Challenges faced by the independent development trust in supporting the KwaZulu-Natal provincial government’s infrastructure delivery.
Date
2016
Authors
Journal Title
Journal ISSN
Volume Title
Publisher
Abstract
This research was set to investigate the major factors accounting for the challenges
faced by Independent Development Trust (IDT) in the infrastructure delivery of the
provincial government of KwaZulu-Natal. The research looked mainly at the root
causes of delays and budgetary overruns and the resultant effect on service delivery
back-logs and the socio-economic impact caused by such delays. The study was
conducted on professional stakeholders in the built environment. These included
specialists and professionals in the engineering, construction management, civil
and general building fields.

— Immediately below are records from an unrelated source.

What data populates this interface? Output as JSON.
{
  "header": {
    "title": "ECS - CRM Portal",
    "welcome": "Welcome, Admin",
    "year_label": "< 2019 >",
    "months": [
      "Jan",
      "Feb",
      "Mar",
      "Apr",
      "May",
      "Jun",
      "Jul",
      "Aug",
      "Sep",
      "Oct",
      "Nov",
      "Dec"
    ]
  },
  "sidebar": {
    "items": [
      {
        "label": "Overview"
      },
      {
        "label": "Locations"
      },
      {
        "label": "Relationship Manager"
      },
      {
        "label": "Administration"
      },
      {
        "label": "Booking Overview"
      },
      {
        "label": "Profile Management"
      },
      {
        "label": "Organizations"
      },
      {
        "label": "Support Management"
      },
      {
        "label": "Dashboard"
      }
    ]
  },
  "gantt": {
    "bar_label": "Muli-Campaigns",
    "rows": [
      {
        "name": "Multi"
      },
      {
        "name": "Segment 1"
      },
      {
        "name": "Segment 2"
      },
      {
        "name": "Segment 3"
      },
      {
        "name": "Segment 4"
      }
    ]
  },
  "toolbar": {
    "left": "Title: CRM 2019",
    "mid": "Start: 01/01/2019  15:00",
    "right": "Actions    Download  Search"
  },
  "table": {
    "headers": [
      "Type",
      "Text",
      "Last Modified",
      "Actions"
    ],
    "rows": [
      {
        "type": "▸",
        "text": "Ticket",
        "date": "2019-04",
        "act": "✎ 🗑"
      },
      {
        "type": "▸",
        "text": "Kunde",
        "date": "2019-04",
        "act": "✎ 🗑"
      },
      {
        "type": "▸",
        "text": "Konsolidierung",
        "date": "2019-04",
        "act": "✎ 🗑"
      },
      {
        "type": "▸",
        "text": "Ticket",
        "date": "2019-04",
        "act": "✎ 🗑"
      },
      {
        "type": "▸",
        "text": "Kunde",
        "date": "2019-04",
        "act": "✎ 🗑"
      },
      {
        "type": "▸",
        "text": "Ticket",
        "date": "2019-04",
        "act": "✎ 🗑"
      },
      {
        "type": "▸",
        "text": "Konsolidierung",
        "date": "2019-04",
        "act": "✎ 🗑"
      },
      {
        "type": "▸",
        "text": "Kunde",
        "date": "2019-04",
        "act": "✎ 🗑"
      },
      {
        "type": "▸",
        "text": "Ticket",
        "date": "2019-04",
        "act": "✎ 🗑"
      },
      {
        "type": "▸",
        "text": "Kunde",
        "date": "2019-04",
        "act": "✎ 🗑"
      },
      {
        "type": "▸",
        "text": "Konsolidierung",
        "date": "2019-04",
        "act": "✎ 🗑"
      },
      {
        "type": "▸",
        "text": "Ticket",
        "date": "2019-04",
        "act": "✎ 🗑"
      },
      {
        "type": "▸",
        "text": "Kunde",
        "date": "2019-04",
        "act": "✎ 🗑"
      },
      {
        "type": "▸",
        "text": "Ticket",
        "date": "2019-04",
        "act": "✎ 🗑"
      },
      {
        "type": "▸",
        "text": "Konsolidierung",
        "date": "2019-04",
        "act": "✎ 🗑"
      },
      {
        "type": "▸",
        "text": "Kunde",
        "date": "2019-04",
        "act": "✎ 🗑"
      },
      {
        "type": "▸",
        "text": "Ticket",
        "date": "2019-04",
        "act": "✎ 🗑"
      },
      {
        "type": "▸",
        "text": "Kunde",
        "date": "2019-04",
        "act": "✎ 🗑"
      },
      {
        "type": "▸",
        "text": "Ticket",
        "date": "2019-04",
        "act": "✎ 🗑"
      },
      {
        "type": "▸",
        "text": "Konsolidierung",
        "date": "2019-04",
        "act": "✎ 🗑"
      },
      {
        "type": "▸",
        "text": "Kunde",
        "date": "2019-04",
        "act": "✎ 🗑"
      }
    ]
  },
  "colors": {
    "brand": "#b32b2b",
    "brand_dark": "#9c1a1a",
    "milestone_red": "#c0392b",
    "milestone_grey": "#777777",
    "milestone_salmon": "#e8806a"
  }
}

The objectives of this study were achieved by means
of a questionnaire that was distributed to a group of participants, composed of
project managers, quantity surveyors, engineers, architects and project managers
working with IDT. The nature of the research was quantitative and the data analysis
used was descriptive with a few inferential statistics to arrive at some
generalisations and conclusions. This study was able to affirm that there are major
inefficiencies in the current infrastructure delivery model of the South African
government. The major causes identified included factors such as delays in
payments, poor planning, subsiding levels of professional ethics and standards
exercised by professionals in the built environment. The study has also made some
recommendations from the research findings. Clearly the infrastructure delivery
model requires a new trajectory in tackling under-development and the triple
challenges of poverty, unemployment and slow economic growth.
Description
Master’s degree. University of KwaZulu-Natal, Durban.